Questions: Given that x-6 is a factor of P(x)=x^3-8 x^2+9 x+18, factor the polynomial in terms of linear factors. P(x)=

Transcript text: Given that $x-6$ is a factor of $P(x)=x^{3}-8 x^{2}+9 x+18$, factor the polynomial in terms of linear factors. \[ P(x)= \]

Solution

Solution Steps

Solution Approach

Since $x-6$ is a factor of $P(x)$, use polynomial division or synthetic division to divide $P(x)$ by $x-6$.
The quotient will be a quadratic polynomial.
Factor the resulting quadratic polynomial into linear factors.
Combine all the linear factors to express $P(x)$ in terms of linear factors.

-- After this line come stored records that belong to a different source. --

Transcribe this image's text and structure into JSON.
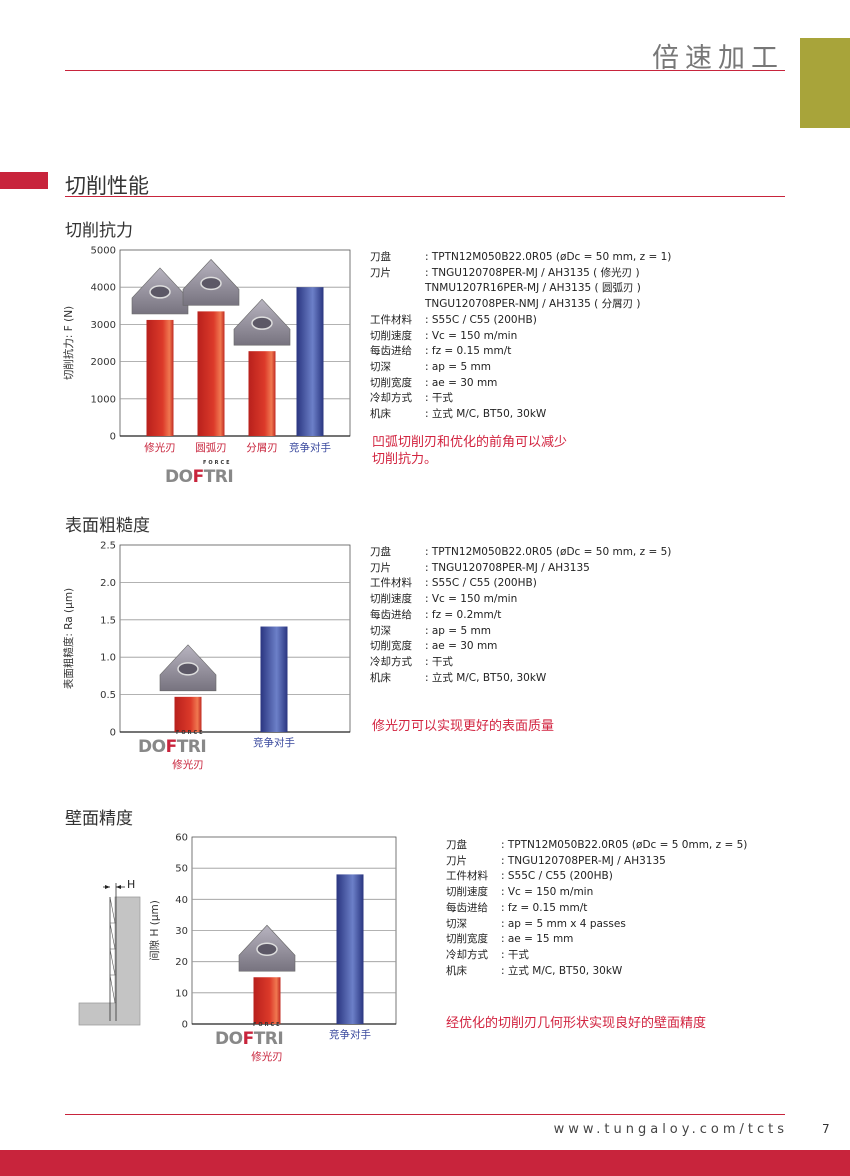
{
  "header": {
    "title": "倍速加工"
  },
  "colors": {
    "accent_red": "#c8243c",
    "olive": "#a8a43a",
    "bar_red": "#dc3a2a",
    "bar_blue": "#3b4a9e",
    "conclusion": "#d2233f"
  },
  "section": {
    "title": "切削性能"
  },
  "brand_logo": {
    "text": "DOFTRI",
    "sub": "FORCE"
  },
  "blocks": [
    {
      "title": "切削抗力",
      "specs": [
        {
          "k": "刀盘",
          "v": ": TPTN12M050B22.0R05 (øDc = 50 mm, z = 1)"
        },
        {
          "k": "刀片",
          "v": ": TNGU120708PER-MJ / AH3135 ( 修光刃 )"
        },
        {
          "k": "",
          "v": "TNMU1207R16PER-MJ / AH3135 ( 圆弧刃 )"
        },
        {
          "k": "",
          "v": "TNGU120708PER-NMJ / AH3135 ( 分屑刃 )"
        },
        {
          "k": "工件材料",
          "v": ": S55C / C55 (200HB)"
        },
        {
          "k": "切削速度",
          "v": ": Vc = 150 m/min"
        },
        {
          "k": "每齿进给",
          "v": ": fz = 0.15 mm/t"
        },
        {
          "k": "切深",
          "v": ": ap = 5 mm"
        },
        {
          "k": "切削宽度",
          "v": ": ae = 30 mm"
        },
        {
          "k": "冷却方式",
          "v": ": 干式"
        },
        {
          "k": "机床",
          "v": ": 立式 M/C, BT50, 30kW"
        }
      ],
      "conclusion": [
        "凹弧切削刃和优化的前角可以减少",
        "切削抗力。"
      ]
    },
    {
      "title": "表面粗糙度",
      "specs": [
        {
          "k": "刀盘",
          "v": ": TPTN12M050B22.0R05 (øDc = 50 mm, z = 5)"
        },
        {
          "k": "刀片",
          "v": ": TNGU120708PER-MJ / AH3135"
        },
        {
          "k": "工件材料",
          "v": ": S55C / C55 (200HB)"
        },
        {
          "k": "切削速度",
          "v": ": Vc = 150 m/min"
        },
        {
          "k": "每齿进给",
          "v": ": fz = 0.2mm/t"
        },
        {
          "k": "切深",
          "v": ": ap = 5 mm"
        },
        {
          "k": "切削宽度",
          "v": ": ae = 30 mm"
        },
        {
          "k": "冷却方式",
          "v": ": 干式"
        },
        {
          "k": "机床",
          "v": ": 立式 M/C, BT50, 30kW"
        }
      ],
      "conclusion": [
        "修光刃可以实现更好的表面质量"
      ]
    },
    {
      "title": "壁面精度",
      "specs": [
        {
          "k": "刀盘",
          "v": ": TPTN12M050B22.0R05 (øDc = 5 0mm, z = 5)"
        },
        {
          "k": "刀片",
          "v": ": TNGU120708PER-MJ / AH3135"
        },
        {
          "k": "工件材料",
          "v": ": S55C / C55 (200HB)"
        },
        {
          "k": "切削速度",
          "v": ": Vc = 150 m/min"
        },
        {
          "k": "每齿进给",
          "v": ": fz = 0.15 mm/t"
        },
        {
          "k": "切深",
          "v": ": ap = 5 mm x 4 passes"
        },
        {
          "k": "切削宽度",
          "v": ": ae = 15 mm"
        },
        {
          "k": "冷却方式",
          "v": ": 干式"
        },
        {
          "k": "机床",
          "v": ": 立式 M/C, BT50, 30kW"
        }
      ],
      "conclusion": [
        "经优化的切削刃几何形状实现良好的壁面精度"
      ],
      "diagram_label": "H"
    }
  ],
  "chart_data": [
    {
      "type": "bar",
      "title": "",
      "ylabel": "切削抗力: F (N)",
      "ylim": [
        0,
        5000
      ],
      "yticks": [
        0,
        1000,
        2000,
        3000,
        4000,
        5000
      ],
      "grid": true,
      "categories": [
        "修光刃",
        "圆弧刃",
        "分屑刃",
        "竞争对手"
      ],
      "values": [
        3120,
        3350,
        2280,
        4000
      ],
      "bar_colors": [
        "red",
        "red",
        "red",
        "blue"
      ]
    },
    {
      "type": "bar",
      "title": "",
      "ylabel": "表面粗糙度: Ra (μm)",
      "ylim": [
        0,
        2.5
      ],
      "yticks": [
        "0",
        "0.5",
        "1.0",
        "1.5",
        "2.0",
        "2.5"
      ],
      "grid": true,
      "categories": [
        "修光刃",
        "竞争对手"
      ],
      "values": [
        0.47,
        1.41
      ],
      "bar_colors": [
        "red",
        "blue"
      ]
    },
    {
      "type": "bar",
      "title": "",
      "ylabel": "间隙 H (μm)",
      "ylim": [
        0,
        60
      ],
      "yticks": [
        0,
        10,
        20,
        30,
        40,
        50,
        60
      ],
      "grid": true,
      "categories": [
        "修光刃",
        "竞争对手"
      ],
      "values": [
        15,
        48
      ],
      "bar_colors": [
        "red",
        "blue"
      ]
    }
  ],
  "footer": {
    "url": "www.tungaloy.com/tcts",
    "page": "7"
  }
}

Step 1: Identify the Factor

Given that $x - 6$ is a factor of the polynomial $P(x) = x^3 - 8x^2 + 9x + 18$, we can express $P(x)$ as: \[ P(x) = (x - 6)Q(x) \] where $Q(x)$ is a quadratic polynomial.

Step 2: Perform Polynomial Division

By dividing $P(x)$ by $x - 6$, we find the quotient: \[ Q(x) = x^2 - 2x - 3 \]

Step 3: Factor the Quadratic Polynomial

Next, we factor the quadratic polynomial $Q(x)$: \[ Q(x) = (x - 3)(x + 1) \]

Step 4: Combine All Factors

Now, we can express the original polynomial $P(x)$ in terms of its linear factors: \[ P(x) = (x - 6)(x - 3)(x + 1) \]